Especialista projeta futuros para Turismo pós covid-19

No dia 29 de maio, a Braztoa realizou o quinto e último encontro semanal do mês de maio para discutir cenários para o Turismo global pós covid-19. Participaram do encontro  Ian Yeoman, futurologista especializado em construir cenários para o Turismo e professor da Victoria University of Wellington, da Nova Zelândia, e participação do editor-chefe da PANROTAS, Artur Andrade, a professora do Laboratório de Estudos em Sustentabilidade e Turismo da Universidade de Brasília (LETS/UnB), Jaqueline Gil, e o presidente da Braztoa, Roberto Haro Nedelciu. 

O professor, Ian Yeoman, citou as tendências que desacelerarão após a crise, como busca por experiências radicais, queda do respeito por governos e menor materialismo. Yeoman afirmou que a pandemia está mudando os valores e comportamentos das pessoas, que tenderão a buscar simplicidade, Turismo familiar, segurança e viagens curtas. 

Estas oportunidades, inclusive, configuram como as tendências que dominarão pós covid-19. Para o especialista, as pessoas vão buscar por segurança e isso levará a uma crescente de viagens curtas e locais, focadas na família, e que permitam o exercício de hobbies como pesca e fotografia.

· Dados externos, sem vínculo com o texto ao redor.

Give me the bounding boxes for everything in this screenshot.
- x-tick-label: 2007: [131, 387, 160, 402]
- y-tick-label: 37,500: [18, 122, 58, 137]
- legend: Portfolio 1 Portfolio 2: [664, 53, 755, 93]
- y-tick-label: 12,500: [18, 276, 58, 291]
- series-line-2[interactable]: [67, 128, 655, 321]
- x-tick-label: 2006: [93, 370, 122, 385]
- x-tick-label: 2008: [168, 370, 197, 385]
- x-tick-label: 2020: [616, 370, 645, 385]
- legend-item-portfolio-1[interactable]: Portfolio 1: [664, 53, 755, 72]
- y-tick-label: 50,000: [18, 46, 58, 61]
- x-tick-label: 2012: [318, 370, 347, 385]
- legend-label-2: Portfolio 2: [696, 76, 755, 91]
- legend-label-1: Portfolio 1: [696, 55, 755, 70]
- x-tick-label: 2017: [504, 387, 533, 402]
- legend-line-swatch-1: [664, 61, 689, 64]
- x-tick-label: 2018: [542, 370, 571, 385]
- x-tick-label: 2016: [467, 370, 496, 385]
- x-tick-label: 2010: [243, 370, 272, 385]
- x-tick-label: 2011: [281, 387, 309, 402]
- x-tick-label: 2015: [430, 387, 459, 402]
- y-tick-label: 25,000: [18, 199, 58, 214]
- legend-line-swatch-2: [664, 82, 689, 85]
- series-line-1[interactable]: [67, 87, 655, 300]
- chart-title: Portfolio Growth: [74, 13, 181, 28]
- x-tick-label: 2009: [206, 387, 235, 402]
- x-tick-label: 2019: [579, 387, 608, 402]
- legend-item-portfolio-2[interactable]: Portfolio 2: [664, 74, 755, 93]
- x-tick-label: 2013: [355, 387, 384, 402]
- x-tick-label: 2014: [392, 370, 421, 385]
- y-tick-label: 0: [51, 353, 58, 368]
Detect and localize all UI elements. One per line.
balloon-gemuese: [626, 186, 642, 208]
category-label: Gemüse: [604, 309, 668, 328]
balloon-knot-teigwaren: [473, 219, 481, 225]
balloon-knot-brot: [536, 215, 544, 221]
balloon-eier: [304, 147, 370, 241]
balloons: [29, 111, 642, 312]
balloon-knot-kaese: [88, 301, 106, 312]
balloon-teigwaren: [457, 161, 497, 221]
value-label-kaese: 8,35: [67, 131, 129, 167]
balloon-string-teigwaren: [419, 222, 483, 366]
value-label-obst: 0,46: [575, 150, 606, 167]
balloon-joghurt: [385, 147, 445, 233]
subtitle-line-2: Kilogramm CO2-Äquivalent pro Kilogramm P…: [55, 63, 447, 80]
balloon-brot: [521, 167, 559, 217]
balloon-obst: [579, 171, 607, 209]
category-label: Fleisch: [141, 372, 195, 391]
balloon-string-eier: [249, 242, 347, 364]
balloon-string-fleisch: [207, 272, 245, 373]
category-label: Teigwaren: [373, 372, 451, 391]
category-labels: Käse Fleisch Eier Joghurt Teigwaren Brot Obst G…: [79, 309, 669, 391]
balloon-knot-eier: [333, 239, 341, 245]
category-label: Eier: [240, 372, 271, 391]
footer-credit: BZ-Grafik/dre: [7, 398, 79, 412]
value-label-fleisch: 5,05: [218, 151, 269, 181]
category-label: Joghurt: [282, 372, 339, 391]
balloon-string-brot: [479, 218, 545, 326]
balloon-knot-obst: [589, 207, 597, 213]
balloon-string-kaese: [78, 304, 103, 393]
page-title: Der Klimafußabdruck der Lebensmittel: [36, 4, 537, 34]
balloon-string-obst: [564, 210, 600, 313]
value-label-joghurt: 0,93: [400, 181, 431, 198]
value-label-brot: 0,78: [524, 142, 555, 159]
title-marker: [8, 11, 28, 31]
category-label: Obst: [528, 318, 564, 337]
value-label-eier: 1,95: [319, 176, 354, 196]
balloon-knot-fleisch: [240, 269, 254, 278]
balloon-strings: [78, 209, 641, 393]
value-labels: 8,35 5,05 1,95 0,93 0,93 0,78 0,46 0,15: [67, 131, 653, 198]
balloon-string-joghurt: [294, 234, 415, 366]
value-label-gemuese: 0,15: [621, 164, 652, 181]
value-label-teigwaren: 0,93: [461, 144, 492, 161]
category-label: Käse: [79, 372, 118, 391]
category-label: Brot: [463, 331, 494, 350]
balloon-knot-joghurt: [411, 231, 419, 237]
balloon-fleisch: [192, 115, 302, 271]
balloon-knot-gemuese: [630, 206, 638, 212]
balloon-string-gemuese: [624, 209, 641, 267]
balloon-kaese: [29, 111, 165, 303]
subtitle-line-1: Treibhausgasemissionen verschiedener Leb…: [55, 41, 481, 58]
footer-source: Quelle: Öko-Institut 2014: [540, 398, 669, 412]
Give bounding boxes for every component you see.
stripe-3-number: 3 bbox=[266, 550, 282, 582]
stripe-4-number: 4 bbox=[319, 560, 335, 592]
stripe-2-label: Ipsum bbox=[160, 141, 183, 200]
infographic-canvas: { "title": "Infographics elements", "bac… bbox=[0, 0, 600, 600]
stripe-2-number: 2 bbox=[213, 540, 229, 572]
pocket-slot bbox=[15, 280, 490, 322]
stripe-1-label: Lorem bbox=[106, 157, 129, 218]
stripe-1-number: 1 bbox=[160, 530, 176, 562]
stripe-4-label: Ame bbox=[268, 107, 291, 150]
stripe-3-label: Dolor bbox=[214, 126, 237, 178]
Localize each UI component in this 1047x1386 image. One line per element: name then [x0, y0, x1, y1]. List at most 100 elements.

Neste sentido de buscar a simplicidade, destinos de natureza terão alta, com busca por estar em locais abertos e com pessoas locais, após passar muito tempo confinado em áreas urbanas. E o Turismo familiar também será um dos destaques, já que muitas pessoas foram afastadas de suas famílias durante a pandemia e quando normalizar vão querer vê-las novamente. 

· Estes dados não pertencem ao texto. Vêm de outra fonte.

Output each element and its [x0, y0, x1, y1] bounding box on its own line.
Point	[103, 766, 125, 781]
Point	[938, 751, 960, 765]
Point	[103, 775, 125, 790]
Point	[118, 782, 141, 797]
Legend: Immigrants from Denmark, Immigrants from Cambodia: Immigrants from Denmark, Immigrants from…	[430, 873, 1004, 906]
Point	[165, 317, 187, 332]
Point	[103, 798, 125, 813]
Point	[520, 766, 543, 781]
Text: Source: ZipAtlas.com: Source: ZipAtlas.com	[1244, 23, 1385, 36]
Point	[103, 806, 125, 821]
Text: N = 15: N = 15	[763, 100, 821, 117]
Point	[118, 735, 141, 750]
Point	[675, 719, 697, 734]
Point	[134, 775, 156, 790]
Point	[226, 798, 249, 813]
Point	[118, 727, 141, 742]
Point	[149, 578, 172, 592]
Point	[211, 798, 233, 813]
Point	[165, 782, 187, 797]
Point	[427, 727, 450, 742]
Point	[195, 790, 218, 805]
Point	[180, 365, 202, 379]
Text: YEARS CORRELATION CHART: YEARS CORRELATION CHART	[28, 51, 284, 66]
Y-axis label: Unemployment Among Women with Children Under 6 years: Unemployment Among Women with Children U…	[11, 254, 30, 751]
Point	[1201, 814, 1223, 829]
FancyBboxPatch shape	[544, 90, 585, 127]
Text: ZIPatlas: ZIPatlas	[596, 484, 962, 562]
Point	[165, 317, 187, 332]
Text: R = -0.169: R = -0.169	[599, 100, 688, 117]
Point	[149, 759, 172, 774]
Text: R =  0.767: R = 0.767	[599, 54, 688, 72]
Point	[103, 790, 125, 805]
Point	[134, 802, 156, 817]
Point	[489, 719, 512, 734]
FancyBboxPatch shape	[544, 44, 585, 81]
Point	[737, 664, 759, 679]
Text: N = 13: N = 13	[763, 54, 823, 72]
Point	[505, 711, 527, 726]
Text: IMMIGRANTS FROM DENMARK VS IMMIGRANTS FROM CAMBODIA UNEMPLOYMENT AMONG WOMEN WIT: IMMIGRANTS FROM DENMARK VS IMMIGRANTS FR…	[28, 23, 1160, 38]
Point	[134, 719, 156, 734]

Considerando essas tendências e oportunidades, o professor desenhou quatro cenários diferentes baseados em filmes. O primeiro é baseado no filme Podres de Rico (Crazy Rich Asians) e configura o que o setor deseja no momento: recuperação. O cenário é pautado pelo lema “viva mais, tema menos” e conta com a eliminação ou controle do vírus e uma volta da demanda por viagens. 

Um segundo cenário seria pautado no episódio de Star Trek, Este Lado do Paraíso (This Side of Paradise), este cenário projeta uma transformação do Turismo e parte como o desejo de alguns do setor: repensar o formato. Nesse novo modelo, que é um pouco utópico, há o desejo de redesenhar o Turismo com foco em comunidades, em cenários sustentáveis e no apoio ao comércio local. 

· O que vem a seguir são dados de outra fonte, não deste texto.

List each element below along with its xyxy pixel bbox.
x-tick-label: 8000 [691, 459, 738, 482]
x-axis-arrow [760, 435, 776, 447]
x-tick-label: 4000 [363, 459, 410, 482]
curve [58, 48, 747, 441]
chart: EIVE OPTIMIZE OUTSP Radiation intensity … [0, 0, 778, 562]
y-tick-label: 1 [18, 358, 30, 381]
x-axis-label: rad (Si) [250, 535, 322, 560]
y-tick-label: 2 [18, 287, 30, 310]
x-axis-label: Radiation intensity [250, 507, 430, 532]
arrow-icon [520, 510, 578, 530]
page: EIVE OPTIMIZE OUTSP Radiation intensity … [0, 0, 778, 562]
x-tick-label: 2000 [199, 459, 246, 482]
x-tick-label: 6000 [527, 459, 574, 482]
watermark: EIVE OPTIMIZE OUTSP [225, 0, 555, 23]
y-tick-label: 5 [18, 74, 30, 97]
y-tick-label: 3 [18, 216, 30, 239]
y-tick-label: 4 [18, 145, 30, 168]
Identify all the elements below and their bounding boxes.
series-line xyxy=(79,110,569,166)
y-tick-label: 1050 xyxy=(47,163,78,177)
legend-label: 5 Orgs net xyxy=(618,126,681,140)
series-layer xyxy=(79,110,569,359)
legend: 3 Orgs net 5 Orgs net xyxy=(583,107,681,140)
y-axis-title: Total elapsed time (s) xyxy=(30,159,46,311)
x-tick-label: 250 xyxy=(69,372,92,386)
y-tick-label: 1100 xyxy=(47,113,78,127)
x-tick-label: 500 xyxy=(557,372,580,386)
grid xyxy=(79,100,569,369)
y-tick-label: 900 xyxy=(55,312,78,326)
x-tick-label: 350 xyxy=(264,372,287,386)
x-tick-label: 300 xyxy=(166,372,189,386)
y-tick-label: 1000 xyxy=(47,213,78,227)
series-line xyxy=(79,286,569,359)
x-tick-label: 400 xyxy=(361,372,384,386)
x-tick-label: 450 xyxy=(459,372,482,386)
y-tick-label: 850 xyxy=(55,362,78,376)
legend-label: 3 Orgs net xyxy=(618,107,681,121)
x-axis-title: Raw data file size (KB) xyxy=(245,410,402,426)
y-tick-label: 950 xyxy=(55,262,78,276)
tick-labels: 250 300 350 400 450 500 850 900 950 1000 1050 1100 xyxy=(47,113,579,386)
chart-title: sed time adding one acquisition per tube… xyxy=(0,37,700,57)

O terceiro cenário baseado no filme Contágio (Contagion) e representaria uma estratégia de fuga para o setor. Neste cenário, há uma queda substancial da chegada de turistas estrangeiros por um forte protecionismo e individualismo das nações. Seria o fim do Turismo como conhecemos. 

O quarto e último cenário é pautado no filme The Colony de 1995 e projeta uma transição do Turismo. Nesta situação, conviveríamos com o vírus e ele viria em ondas, sem ser erradicado. Assim, seriam comunidades fechadas, como condomínios, mas entre países, como as que já estão sendo aplicadas entre Austrália e Nova Zelândia, e Dinamarca e Noruega. Este cenário, que segundo o professor é o que pensamos que vai acontecer, construiria um foco maior no Turismo local e em uma economia autossuficiente. 

Perguntado por Artur Andrade se seria o fim das viagens de longa distâncias, das viagens exóticas, o professor afirmou que “tudo dependerá do cenário. Nos próximos dois anos, é provável que o Turismo seja focado em viagens curtas e regionais. Os viajantes vão buscar segurança”. Na opinião do especialista, viagens de curta distância e para destinos de natureza ganharam força por unirem segurança e simplicidade.